Mass shootings are relatively rare in Canada, but Mr Trudeau said they are happening more often.

Mr Trudeau noted he was nearby in Montreal when a gunman killed 14 women and himself at the city's Ecole Polytechnique college in 1989.

He announced the ban of over 1,500 models and variants of assault-style firearms, including the AR-15 and other weapons that have been used in a number of mass shootings in the United States.

"Canadians need more than thoughts and prayers," Mr Trudeau said.

"You do not need an AR-15 to take down a deer" - Justin Trudeau 

The cabinet order does not forbid owning any of the military-style weapons and their variants, but it does ban the use and trade in them.

He said the order has a two-year amnesty period for current owners, and there will be a compensation programme that will require a bill passed in parliament.

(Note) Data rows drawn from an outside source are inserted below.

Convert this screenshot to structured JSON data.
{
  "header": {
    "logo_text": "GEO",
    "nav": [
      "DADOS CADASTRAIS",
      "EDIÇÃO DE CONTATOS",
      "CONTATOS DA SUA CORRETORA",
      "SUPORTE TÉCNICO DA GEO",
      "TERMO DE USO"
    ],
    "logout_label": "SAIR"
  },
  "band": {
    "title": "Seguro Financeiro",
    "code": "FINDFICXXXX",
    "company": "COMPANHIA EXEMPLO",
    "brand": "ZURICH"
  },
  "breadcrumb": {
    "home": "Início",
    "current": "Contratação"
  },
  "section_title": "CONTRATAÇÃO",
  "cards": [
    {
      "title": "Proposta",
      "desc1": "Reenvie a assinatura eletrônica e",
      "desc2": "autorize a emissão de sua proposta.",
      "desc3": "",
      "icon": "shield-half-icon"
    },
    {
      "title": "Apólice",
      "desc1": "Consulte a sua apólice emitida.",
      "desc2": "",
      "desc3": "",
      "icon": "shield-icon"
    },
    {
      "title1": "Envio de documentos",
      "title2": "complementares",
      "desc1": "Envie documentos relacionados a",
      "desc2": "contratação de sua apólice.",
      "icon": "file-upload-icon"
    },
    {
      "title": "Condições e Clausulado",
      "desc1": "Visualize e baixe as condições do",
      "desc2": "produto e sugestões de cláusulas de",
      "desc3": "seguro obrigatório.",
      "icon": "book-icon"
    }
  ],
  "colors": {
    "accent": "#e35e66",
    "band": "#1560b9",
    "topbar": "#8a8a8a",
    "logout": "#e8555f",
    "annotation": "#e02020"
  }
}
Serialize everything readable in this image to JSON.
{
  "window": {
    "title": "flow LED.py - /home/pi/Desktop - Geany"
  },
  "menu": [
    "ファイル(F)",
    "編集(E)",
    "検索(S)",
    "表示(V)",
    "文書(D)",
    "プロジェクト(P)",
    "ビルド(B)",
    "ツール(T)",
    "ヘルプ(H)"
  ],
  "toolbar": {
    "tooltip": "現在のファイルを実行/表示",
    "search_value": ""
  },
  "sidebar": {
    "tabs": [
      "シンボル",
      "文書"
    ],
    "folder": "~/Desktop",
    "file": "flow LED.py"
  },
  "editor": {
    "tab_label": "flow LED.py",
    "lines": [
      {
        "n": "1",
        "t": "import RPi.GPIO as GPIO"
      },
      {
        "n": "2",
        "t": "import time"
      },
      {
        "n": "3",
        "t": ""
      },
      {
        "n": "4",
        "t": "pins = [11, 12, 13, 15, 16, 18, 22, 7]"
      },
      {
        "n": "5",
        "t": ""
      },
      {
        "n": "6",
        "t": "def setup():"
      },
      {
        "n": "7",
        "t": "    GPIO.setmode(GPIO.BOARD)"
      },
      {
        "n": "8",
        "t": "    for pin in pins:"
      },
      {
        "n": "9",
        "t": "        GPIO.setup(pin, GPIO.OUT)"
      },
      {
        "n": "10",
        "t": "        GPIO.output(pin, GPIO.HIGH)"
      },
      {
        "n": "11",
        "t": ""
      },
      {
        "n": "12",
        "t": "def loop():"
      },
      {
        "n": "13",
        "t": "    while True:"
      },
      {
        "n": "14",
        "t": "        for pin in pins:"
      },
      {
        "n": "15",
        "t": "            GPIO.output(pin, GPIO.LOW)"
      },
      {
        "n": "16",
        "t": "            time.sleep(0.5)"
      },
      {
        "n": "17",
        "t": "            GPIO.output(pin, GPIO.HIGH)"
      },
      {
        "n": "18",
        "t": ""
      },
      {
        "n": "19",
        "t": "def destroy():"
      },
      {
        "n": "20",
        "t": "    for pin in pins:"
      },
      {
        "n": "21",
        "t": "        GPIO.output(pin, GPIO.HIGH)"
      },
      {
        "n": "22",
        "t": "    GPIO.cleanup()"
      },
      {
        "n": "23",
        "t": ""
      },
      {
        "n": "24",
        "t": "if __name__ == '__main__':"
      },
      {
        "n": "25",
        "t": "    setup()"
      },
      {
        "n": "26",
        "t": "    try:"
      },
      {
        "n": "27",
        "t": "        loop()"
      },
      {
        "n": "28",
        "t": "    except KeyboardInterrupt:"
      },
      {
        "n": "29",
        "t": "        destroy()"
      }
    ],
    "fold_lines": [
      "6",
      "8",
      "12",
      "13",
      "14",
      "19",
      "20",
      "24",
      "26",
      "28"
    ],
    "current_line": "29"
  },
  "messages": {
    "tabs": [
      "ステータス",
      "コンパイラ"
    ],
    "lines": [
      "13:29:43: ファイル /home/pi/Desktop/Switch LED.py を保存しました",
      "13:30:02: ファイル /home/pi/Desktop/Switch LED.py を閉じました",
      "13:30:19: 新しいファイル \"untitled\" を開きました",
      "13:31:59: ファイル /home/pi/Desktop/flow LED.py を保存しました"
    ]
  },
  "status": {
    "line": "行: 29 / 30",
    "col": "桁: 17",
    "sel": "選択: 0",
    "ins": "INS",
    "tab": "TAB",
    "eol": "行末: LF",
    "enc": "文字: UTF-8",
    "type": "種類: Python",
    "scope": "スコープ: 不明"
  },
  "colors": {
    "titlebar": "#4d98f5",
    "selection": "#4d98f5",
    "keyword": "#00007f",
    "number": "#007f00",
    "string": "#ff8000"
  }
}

In the meantime, they can be exported, returned to manufacturers, and transported only to deactivate them or get rid of them.

In certain limited circumstances, they can be used for hunting.

"You do not need an AR-15 to take down a deer," Mr Trudeau said.

"So, effective immediately, it is no longer permitted to buy, sell, transport, import or use military-grade, assault weapons in this country."

Mr Trudeau said the weapons were designed for one purpose and one purpose only - to kill the largest number of people in the shortest amount of time.

"There is no use, and no place, for such weapons in Canada," he said.